Für Uneingeweihte… es ist UNMÖGLICH, mit Bernhard keinen Spaß zu haben. Er ist ein wandelndes Lexikon und hat ein Potpourri an Geschichten aus dem Leben parat, welches eine jede Distanz in ein Hörspiel verwandelt
Als wir das letzte Mal miteinander beim Rundumadum unterwegs waren, gab es jene legendären Kilometer auf denen Pizzipeter meine Motivation war. Er war manchmal hinter, dann wieder vor mir, ein dauernder Quell des… Ehrgeizes 😉 Schad, dass er heute nicht….
„Ulrich??“ das gibt es ja nicht. Peter und Barbara laufen auf uns auf- Sie sind in der Staffel unterwegs und begleiten und bis zur Gerasdorfer Labe.. ja noch ein wenig weiter. Ach… was solls… dann renn ich den Schaa…. doch ganz durch. Scherzhaft schließe ich zwar nicht aus, am Bisamberg auszusteigen, aber jetzt bei KM 110 lege ich mich fest. Ich werde heute finishen. Heute? Oder Morgen? Also vor oder nach Mitternacht? Wie spät ist es denn überhaupt. Es ist 20:40 als wir an der Labe Gerasdorf ankommen, also habe ich noch über 3 Stunden für 20 Kilometer. Na mal schauen.

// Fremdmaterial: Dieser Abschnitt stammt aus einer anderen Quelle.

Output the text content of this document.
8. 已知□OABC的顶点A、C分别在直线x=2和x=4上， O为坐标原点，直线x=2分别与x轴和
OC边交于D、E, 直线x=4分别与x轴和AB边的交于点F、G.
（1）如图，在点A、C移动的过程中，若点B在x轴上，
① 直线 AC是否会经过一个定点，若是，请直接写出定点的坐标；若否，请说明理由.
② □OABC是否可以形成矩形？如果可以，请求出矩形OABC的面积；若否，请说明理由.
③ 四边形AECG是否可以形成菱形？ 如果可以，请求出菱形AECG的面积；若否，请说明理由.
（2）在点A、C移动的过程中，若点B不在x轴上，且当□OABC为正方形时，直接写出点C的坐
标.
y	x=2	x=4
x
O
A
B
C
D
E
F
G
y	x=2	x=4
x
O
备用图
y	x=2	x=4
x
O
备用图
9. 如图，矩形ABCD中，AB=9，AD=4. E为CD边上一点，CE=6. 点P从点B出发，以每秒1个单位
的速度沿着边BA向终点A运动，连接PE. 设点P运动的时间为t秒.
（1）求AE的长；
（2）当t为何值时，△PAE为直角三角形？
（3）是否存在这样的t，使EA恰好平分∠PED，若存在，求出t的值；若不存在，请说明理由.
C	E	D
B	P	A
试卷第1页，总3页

Ein leichter Krampf kündigt sich an, aber kein Problem, ich gehe und laufe… bis ich wieder durch ein Lied für ca 5 Minuten zum Laufen genötigt werde, Es ist und bleibt absurd, welchen Einfluss die Musik haben kann. Marchfeldkanal das gleiche Spiel. Meine Endorphine fahren im Ringelspiel und haben eine Hetz, ich auch. Klar, ich gehe, ich laufe, aber ich bin DAAA ich bin wirklich noch DAAAA
ich weiß, was jetzt gleich kommt, bald Linkskurve, dann rauf, durch ein Wäldchen rauf zum Brünner Straße, Mitterhaidenweg und so weiter, ich kenne Euch alle und Ihr seid jetzt für mich da.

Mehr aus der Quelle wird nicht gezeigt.